Even at the top, we are meant to project a happy, positive, comfortable veneer that belies the dissonance successful women often feel in the working sphere—the outside expectations clashing with the inferior self-worth that plagues so many women trying to “have it all.” This incongruity can be so dizzying that while Spade’s friends seemed blindsided by her death—“This is completely shocking and just seems so out of character,” fashion icon Fern Mallis told People—her family was not. Reta Saffo, Spade’s sister, told the Kansas City Star via email that over the last several years Spade suffered from mental health issues and displayed several warning signs.
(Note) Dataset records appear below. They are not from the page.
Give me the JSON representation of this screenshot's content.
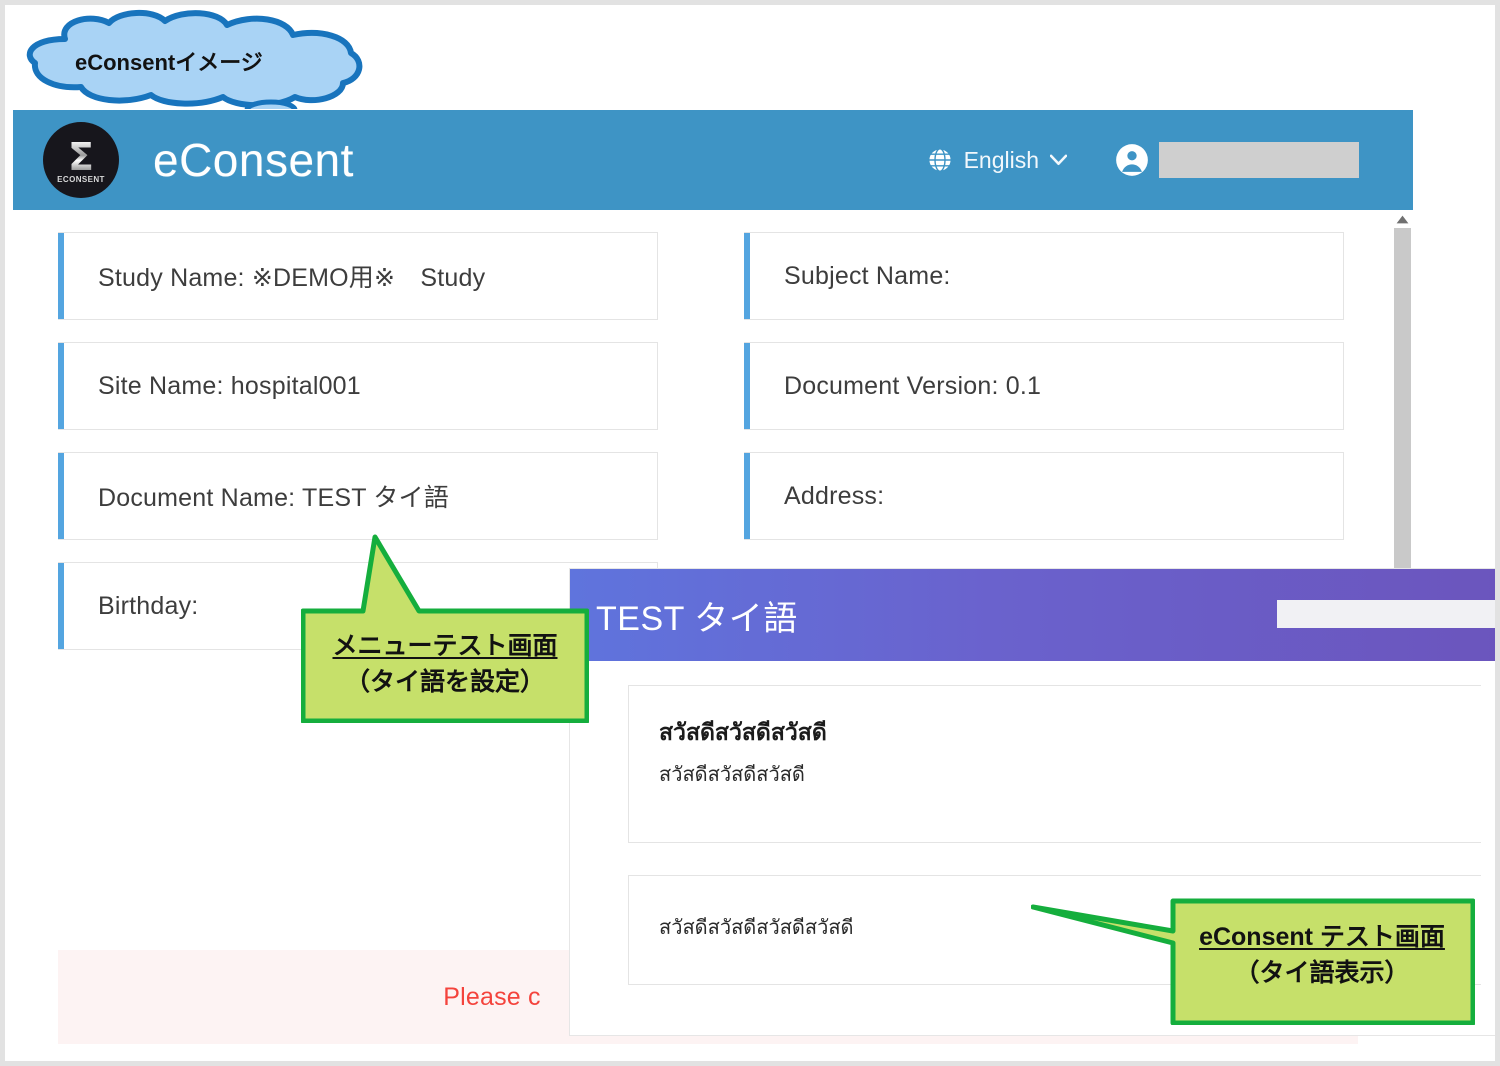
{
  "cloud_callout": {
    "label": "eConsentイメージ",
    "fill_color": "#a9d3f5",
    "stroke_color": "#1874bd"
  },
  "app": {
    "header": {
      "title": "eConsent",
      "logo_sigma": "Σ",
      "logo_wordmark": "ECONSENT",
      "logo_icon": "sigma-logo-icon",
      "background_color": "#3e94c5",
      "language": {
        "icon": "globe-icon",
        "label": "English",
        "caret_icon": "chevron-down-icon"
      },
      "account": {
        "icon": "user-circle-icon",
        "name_redacted": ""
      }
    },
    "info_cards": [
      {
        "label": "Study Name: ※DEMO用※　Study"
      },
      {
        "label": "Subject Name:"
      },
      {
        "label": "Site Name: hospital001"
      },
      {
        "label": "Document Version: 0.1"
      },
      {
        "label": "Document Name: TEST タイ語"
      },
      {
        "label": "Address:"
      },
      {
        "label": "Birthday:"
      }
    ],
    "alert": {
      "text": "Please c",
      "text_color": "#f4433c",
      "background_color": "#fdf3f3"
    },
    "scrollbar": {
      "up_arrow_icon": "caret-up-icon",
      "thumb_color": "#c9c9c9"
    },
    "accent_color": "#54a5e0"
  },
  "dialog": {
    "title": "TEST タイ語",
    "header_gradient_start": "#5f74dd",
    "header_gradient_end": "#6b55bd",
    "header_field_redacted": "",
    "panels": [
      {
        "heading": "สวัสดีสวัสดีสวัสดี",
        "body": "สวัสดีสวัสดีสวัสดี"
      },
      {
        "heading": "",
        "body": "สวัสดีสวัสดีสวัสดีสวัสดี"
      }
    ]
  },
  "callouts": {
    "menu_test": {
      "line1": "メニューテスト画面",
      "line2": "（タイ語を設定）",
      "fill_color": "#c6e06a",
      "stroke_color": "#15ae3d"
    },
    "econsent_test": {
      "line1": "eConsent テスト画面",
      "line2": "（タイ語表示）",
      "fill_color": "#c6e06a",
      "stroke_color": "#15ae3d"
    }
  }
}
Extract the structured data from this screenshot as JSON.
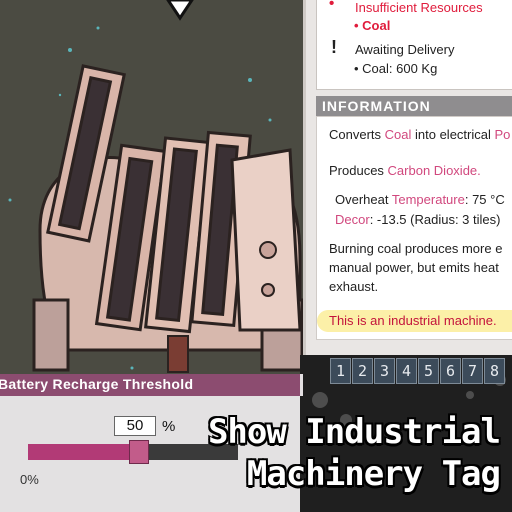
{
  "status": {
    "insufficient_label": "Insufficient Resources",
    "insufficient_item": "• Coal",
    "insufficient_icon": "red-dot-icon",
    "delivery_label": "Awaiting Delivery",
    "delivery_item": "• Coal: 600 Kg",
    "delivery_icon": "exclamation-icon"
  },
  "information": {
    "header": "INFORMATION",
    "converts_pre": "Converts ",
    "converts_hl1": "Coal",
    "converts_mid": " into electrical ",
    "converts_hl2": "Po",
    "produces_pre": "Produces ",
    "produces_hl": "Carbon Dioxide.",
    "overheat_pre": "Overheat ",
    "overheat_hl": "Temperature",
    "overheat_val": ": 75 °C",
    "decor_hl": "Decor",
    "decor_val": ": -13.5 (Radius: 3 tiles)",
    "burn_1": "Burning coal produces more e",
    "burn_2": "manual power, but emits heat",
    "burn_3": "exhaust.",
    "tag_line": "This is an industrial machine."
  },
  "number_buttons": [
    "1",
    "2",
    "3",
    "4",
    "5",
    "6",
    "7",
    "8"
  ],
  "battery": {
    "title": "Battery Recharge Threshold",
    "value": "50",
    "unit": "%",
    "min_label": "0%",
    "fraction": 0.5
  },
  "caption": {
    "line1": "Show Industrial",
    "line2": "Machinery Tag"
  },
  "colors": {
    "accent_pink": "#d1487e",
    "alert_red": "#e01c3c",
    "battery_purple": "#8c4c70",
    "tag_highlight": "#fcf0a8"
  }
}
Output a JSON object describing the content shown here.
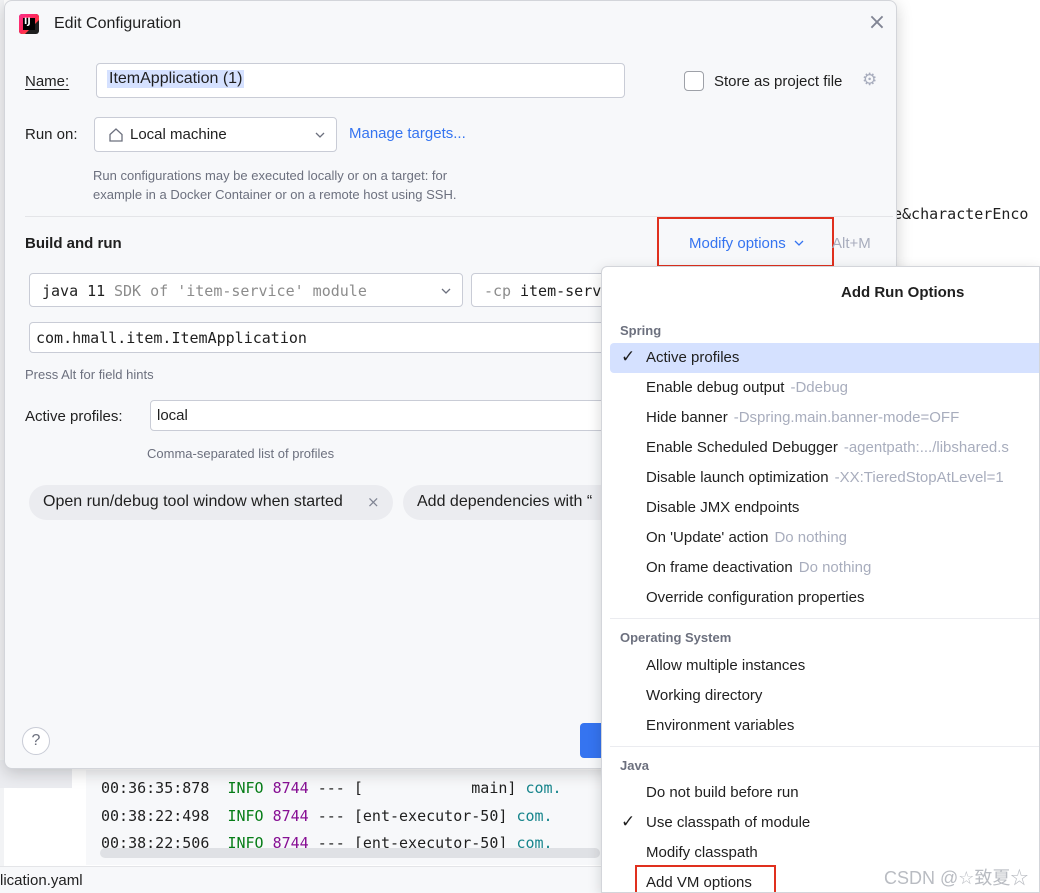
{
  "background": {
    "right_text": "e&characterEnco",
    "console_lines": [
      {
        "time": "00:36:35:878",
        "level": "INFO",
        "pid": "8744",
        "sep": "---",
        "thread": "[            main]",
        "cls": "com."
      },
      {
        "time": "00:38:22:498",
        "level": "INFO",
        "pid": "8744",
        "sep": "---",
        "thread": "[ent-executor-50]",
        "cls": "com."
      },
      {
        "time": "00:38:22:506",
        "level": "INFO",
        "pid": "8744",
        "sep": "---",
        "thread": "[ent-executor-50]",
        "cls": "com."
      }
    ],
    "status_file": "lication.yaml",
    "watermark": "CSDN @☆致夏☆"
  },
  "dialog": {
    "title": "Edit Configuration",
    "name_label": "Name:",
    "name_value": "ItemApplication (1)",
    "store_label": "Store as project file",
    "run_on_label": "Run on:",
    "run_on_value": "Local machine",
    "manage_targets": "Manage targets...",
    "run_on_hint_1": "Run configurations may be executed locally or on a target: for",
    "run_on_hint_2": "example in a Docker Container or on a remote host using SSH.",
    "section_title": "Build and run",
    "modify_options": "Modify options",
    "modify_shortcut": "Alt+M",
    "jdk_prefix": "java 11",
    "jdk_suffix": "SDK of 'item-service' module",
    "cp_prefix": "-cp",
    "cp_value": "item-serv",
    "main_class": "com.hmall.item.ItemApplication",
    "field_hint": "Press Alt for field hints",
    "profiles_label": "Active profiles:",
    "profiles_value": "local",
    "profiles_hint": "Comma-separated list of profiles",
    "chips": [
      {
        "label": "Open run/debug tool window when started",
        "closable": true
      },
      {
        "label": "Add dependencies with “",
        "closable": false
      }
    ],
    "help": "?"
  },
  "popup": {
    "title": "Add Run Options",
    "groups": [
      {
        "label": "Spring",
        "items": [
          {
            "label": "Active profiles",
            "hint": "",
            "checked": true,
            "selected": true
          },
          {
            "label": "Enable debug output",
            "hint": "-Ddebug",
            "checked": false,
            "selected": false
          },
          {
            "label": "Hide banner",
            "hint": "-Dspring.main.banner-mode=OFF",
            "checked": false,
            "selected": false
          },
          {
            "label": "Enable Scheduled Debugger",
            "hint": "-agentpath:.../libshared.s",
            "checked": false,
            "selected": false
          },
          {
            "label": "Disable launch optimization",
            "hint": "-XX:TieredStopAtLevel=1",
            "checked": false,
            "selected": false
          },
          {
            "label": "Disable JMX endpoints",
            "hint": "",
            "checked": false,
            "selected": false
          },
          {
            "label": "On 'Update' action",
            "hint": "Do nothing",
            "checked": false,
            "selected": false
          },
          {
            "label": "On frame deactivation",
            "hint": "Do nothing",
            "checked": false,
            "selected": false
          },
          {
            "label": "Override configuration properties",
            "hint": "",
            "checked": false,
            "selected": false
          }
        ]
      },
      {
        "label": "Operating System",
        "items": [
          {
            "label": "Allow multiple instances",
            "hint": "",
            "checked": false,
            "selected": false
          },
          {
            "label": "Working directory",
            "hint": "",
            "checked": false,
            "selected": false
          },
          {
            "label": "Environment variables",
            "hint": "",
            "checked": false,
            "selected": false
          }
        ]
      },
      {
        "label": "Java",
        "items": [
          {
            "label": "Do not build before run",
            "hint": "",
            "checked": false,
            "selected": false
          },
          {
            "label": "Use classpath of module",
            "hint": "",
            "checked": true,
            "selected": false
          },
          {
            "label": "Modify classpath",
            "hint": "",
            "checked": false,
            "selected": false
          },
          {
            "label": "Add VM options",
            "hint": "",
            "checked": false,
            "selected": false
          }
        ]
      }
    ]
  },
  "colors": {
    "accent": "#3574f0",
    "highlight_box": "#e0301e",
    "selection": "#d5e1ff"
  }
}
Saffo said she and Andy Spade tried to help Kate check into treatment centers, but that she never went because “the ‘image’ of her brand (happy-go-lucky Kate Spade) was more important for her to keep up. She was definitely worried about what people would say if they found out.”
Even at the top, we are meant to project a happy, positive, comfortable veneer that belies the dissonance successful women often feel in the working sphere
To the public, Spade taking her own life is so jarring because we bought that “happy-go-lucky” notion so thoroughly. Givhan, again, makes the salient point out that it is often the self-imposed role of the designer to not stand in the way of their work; fashion is so often about creating fantasy and manifesting dreams that designers “don’t like to show their effort: That spoils the magic.” Spade launched a new brand, Frances Valentine in 2016, and wished to embody it so thoroughly she legally changed her last name to Kate Valentine. That line, too, is the domain of sparkly sandals and practical handbags in chirpy colors—clothing you imagine would attract a person with a lust for life. But it’s precisely that projection that’s a ruse; Spade’s designs were attainable, but the perfect image the brand sold emphasizes how much we must openly acknowledge how unattainable these capitalist professional pressures actually are. Because nothing is ever as it seems—it’s what the workplace demands. Especially for the woman who is perceived to have it all.
If you would like to speak with someone, call the National Suicide Prevention Hotline at 1-800-273-8255.
Update 4:40 p.m.: Regarding Saffo’s statements, a source close to Spade’s family tells Jezebel, “Kate was a kind, generous, funny, warm, and extremely private person. The family is disgusted and saddened that as this time of great sorrow Kate’s sister, who has been estranged from the entire family for more than 10 years would choose to surface with unsubstantiated comments. Her statements paint a picture of someone who didn’t know her at all.”